# Introduction
In this notebook, we'll focus on data wrangling. Let's outline the steps and the goals of each step.

|Step               |Goal                                                                   |
|-------------------|-----------------------------------------------------------------------|
|Data Collection    |Gather and join the data to streamline the next steps of the capstone  |
|Data Organization: |Establish the file structure and version control                       |
|Data Definition:   |Understand, annotate and clean the data in preparation for future work |
|Data Cleaning:     |Check for missing data or wrong data, and handle them appropriately    |

# Data Collection

## Data Loading

We'll import the data from Kaggle. 

Kaggle requires users to sign in and generate an API Key. Make sure your API key is at the correct location before running the next cell. If necessary, also make sure that Kaggle has been installed before continuing.

In [8]:
# Download the zipped data using the Kaggle API 
!kaggle competitions download -c riiid-test-answer-prediction -p "..\data\raw"
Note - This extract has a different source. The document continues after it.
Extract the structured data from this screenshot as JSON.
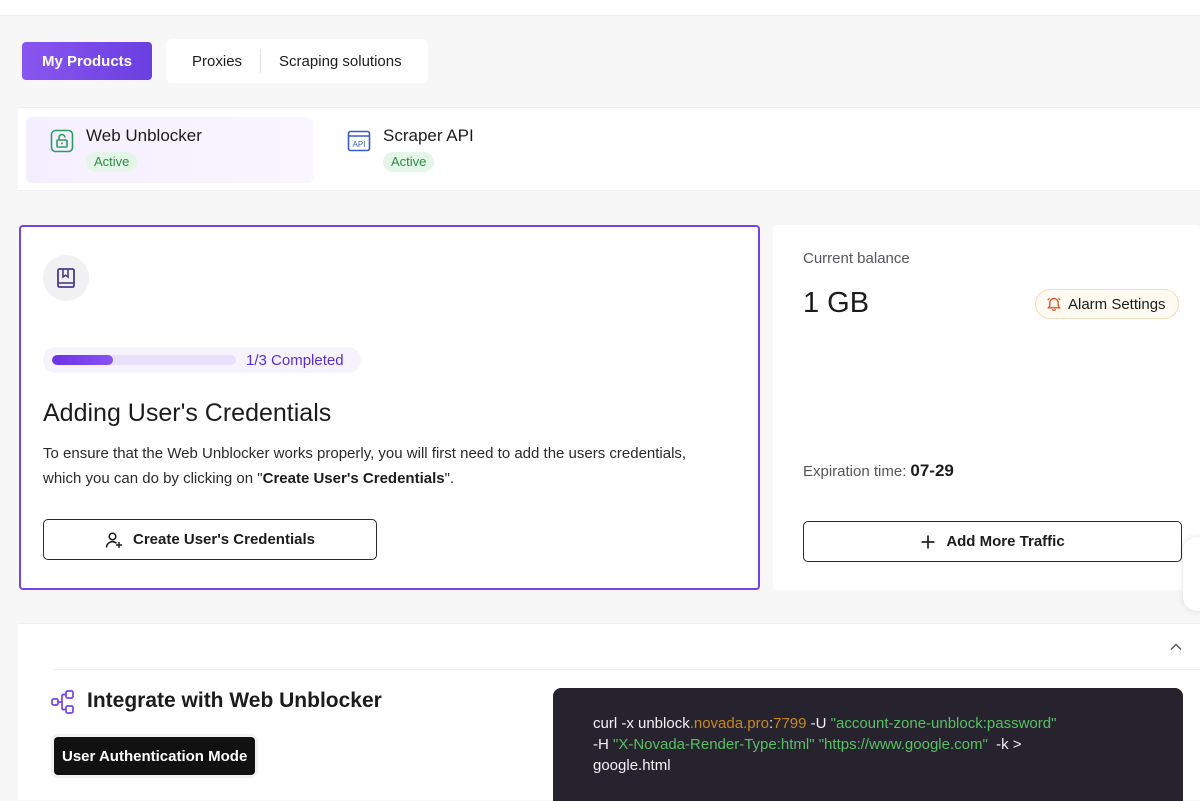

Downloading riiid-test-answer-prediction.zip to ..\data\raw




  0%|          | 0.00/1.29G [00:00<?, ?B/s]
  0%|          | 1.00M/1.29G [00:00<09:49, 2.35MB/s]
  0%|          | 3.00M/1.29G [00:00<03:26, 6.69MB/s]
  1%|          | 7.00M/1.29G [00:00<01:29, 15.5MB/s]
  1%|          | 11.0M/1.29G [00:00<01:03, 21.6MB/s]
  1%|1         | 17.0M/1.29G [00:00<00:44, 30.9MB/s]
  2%|1         | 21.0M/1.29G [00:01<01:03, 21.4MB/s]
  2%|1         | 26.0M/1.29G [00:01<00:53, 25.5MB/s]
  2%|2         | 30.0M/1.29G [00:01<00:48, 27.8MB/s]
  3%|2         | 38.0M/1.29G [00:01<00:34, 38.8MB/s]
  3%|3         | 43.0M/1.29G [00:01<00:42, 31.3MB/s]
  4%|3         | 49.0M/1.29G [00:02<00:49, 26.9MB/s]
  4%|4         | 55.0M/1.29G [00:02<00:54, 24.4MB/s]
  5%|4         | 66.0M/1.29G [00:02<00:40, 32.6MB/s]
  6%|5         | 76.0M/1.29G [00:02<00:29, 43.6MB/s]
  6%|6         | 82.0M/1.29G [00:03<00:38, 33.9MB/s]
  7%|6         | 89.0M/1.29G [00:03<00:34, 37.4MB/s]
  7%|7         | 95.0M/1.29G [00:03<00:39, 32.6MB/s]
  7%|7         | 99.0M/1.29G [00:03<00:38, 33.3MB/s]
 

In [39]:
#Unzip the downloaded file
from zipfile import ZipFile
from pathlib import Path

zipped_data_path = Path('../data/raw/riiid-test-answer-prediction.zip')
unzip_destination_folder_path = Path('../data/interim')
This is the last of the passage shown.